Reason for number in name of Indian reserves

Question

I have a student looking for 1981 population data for two Indian reserves in BC. I have the data for her, but I just want to check one detail. Why is there a number in the name of the Indian reserve in the Standard Geographical Classification. For example, there is a "1" after Skidegate (Skidegate 1) and a "1" after Gitanmaax (Gitanmaax 1). I can't seem to find anything in any documentation that explains this. Since Skidegate 1 seems to be the only Skidegate listed, and it's in the right place on the map, I'm assuming that it's the Skidegate we want, but what's with the "1"?

Answers

1. There is a list of all the CSD names from the 1981 census, extracted from the Geography tape file for 1981, at:
http://prod.library.utoronto.ca:8090/datalib/codebooks/c/cc81/csd81.lst
The numbering seems to differentiate Indian reserves that are in different locations, but belong to the same band/nation.

Some bands/nations had more than one reserve, others seem to only have had one, or at least only one with a permanent resident population.

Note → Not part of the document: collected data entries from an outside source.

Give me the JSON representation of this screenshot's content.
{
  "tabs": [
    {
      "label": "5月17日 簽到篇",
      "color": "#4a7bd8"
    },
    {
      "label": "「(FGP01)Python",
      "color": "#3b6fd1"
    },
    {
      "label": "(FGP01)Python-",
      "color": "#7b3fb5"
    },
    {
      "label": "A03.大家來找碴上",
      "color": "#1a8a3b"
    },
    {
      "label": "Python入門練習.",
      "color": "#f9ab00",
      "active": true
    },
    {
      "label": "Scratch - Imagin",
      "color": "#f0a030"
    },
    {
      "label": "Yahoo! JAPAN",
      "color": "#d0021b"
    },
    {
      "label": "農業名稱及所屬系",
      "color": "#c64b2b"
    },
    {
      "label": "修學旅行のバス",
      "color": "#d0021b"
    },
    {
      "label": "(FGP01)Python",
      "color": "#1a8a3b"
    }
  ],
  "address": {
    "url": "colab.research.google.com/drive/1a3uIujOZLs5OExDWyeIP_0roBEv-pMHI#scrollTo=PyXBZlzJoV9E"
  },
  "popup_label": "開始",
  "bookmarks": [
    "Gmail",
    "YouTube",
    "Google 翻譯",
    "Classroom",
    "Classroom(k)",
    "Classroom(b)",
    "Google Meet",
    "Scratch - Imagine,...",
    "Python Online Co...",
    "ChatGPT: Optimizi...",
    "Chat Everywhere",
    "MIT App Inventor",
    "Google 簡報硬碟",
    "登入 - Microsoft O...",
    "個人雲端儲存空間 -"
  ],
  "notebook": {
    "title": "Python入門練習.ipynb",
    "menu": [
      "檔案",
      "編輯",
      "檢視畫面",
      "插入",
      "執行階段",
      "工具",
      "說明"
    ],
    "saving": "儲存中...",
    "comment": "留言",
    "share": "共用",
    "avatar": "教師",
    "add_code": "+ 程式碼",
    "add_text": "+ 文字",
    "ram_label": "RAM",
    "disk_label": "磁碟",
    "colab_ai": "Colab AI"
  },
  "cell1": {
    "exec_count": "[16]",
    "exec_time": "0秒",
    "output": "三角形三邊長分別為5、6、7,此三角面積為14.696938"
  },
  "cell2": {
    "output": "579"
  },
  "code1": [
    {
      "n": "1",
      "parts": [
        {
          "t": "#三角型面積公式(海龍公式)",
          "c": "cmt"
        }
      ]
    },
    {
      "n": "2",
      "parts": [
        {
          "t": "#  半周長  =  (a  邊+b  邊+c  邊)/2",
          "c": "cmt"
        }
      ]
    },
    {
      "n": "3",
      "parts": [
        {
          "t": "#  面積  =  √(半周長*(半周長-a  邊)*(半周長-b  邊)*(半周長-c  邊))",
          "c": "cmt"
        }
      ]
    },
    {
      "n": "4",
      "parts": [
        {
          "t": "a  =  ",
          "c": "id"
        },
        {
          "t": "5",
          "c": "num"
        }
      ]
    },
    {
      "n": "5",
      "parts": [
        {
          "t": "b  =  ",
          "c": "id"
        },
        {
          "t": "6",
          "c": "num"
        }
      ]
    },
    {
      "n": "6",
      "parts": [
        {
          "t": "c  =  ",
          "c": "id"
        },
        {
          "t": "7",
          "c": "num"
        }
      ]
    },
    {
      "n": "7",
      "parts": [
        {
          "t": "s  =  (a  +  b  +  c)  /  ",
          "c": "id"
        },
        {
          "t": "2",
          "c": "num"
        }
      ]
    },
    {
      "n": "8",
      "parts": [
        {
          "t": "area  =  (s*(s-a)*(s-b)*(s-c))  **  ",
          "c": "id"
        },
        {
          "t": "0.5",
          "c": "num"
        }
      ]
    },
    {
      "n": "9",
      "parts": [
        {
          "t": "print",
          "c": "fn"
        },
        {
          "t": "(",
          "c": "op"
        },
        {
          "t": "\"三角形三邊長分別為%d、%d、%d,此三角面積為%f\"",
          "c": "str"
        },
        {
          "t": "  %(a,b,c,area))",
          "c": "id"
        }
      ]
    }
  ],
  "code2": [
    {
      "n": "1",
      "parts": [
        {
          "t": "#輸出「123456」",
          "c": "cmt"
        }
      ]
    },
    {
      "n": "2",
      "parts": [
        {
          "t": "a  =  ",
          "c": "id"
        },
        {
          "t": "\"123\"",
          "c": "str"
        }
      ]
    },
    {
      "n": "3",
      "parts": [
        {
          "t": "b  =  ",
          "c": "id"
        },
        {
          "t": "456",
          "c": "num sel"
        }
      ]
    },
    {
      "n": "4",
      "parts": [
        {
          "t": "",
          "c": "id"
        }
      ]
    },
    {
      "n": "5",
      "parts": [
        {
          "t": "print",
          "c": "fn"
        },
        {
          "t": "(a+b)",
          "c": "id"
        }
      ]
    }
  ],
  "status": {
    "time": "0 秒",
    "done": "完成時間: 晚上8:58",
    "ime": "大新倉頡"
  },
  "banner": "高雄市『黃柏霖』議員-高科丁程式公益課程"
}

Eg Switsemalph in census division 39 has Switsemalph 3, 6 and 7 (I have no idea what happened to 1, 2, and 4 - perhaps they were simply not inhabited at the time the census was conducted?)

Maybe someone else can explain the numbering, but no logical relationship leaps out at me from the Indian reserve name/number combinations in that list. The numbers are certainly not unique within a CD, although the numbers are unique within a name.

2. The number was given at a time when the Indian Reserve was in parts and the numbering has become part of the official name. In this case, the official name of the reserve is Skidegate 1. If you go on the Community Profile on STC website and write the name Skidegate, it will bring you to the information for Skidegate 1. Other reserves have also numbers as part of their official name.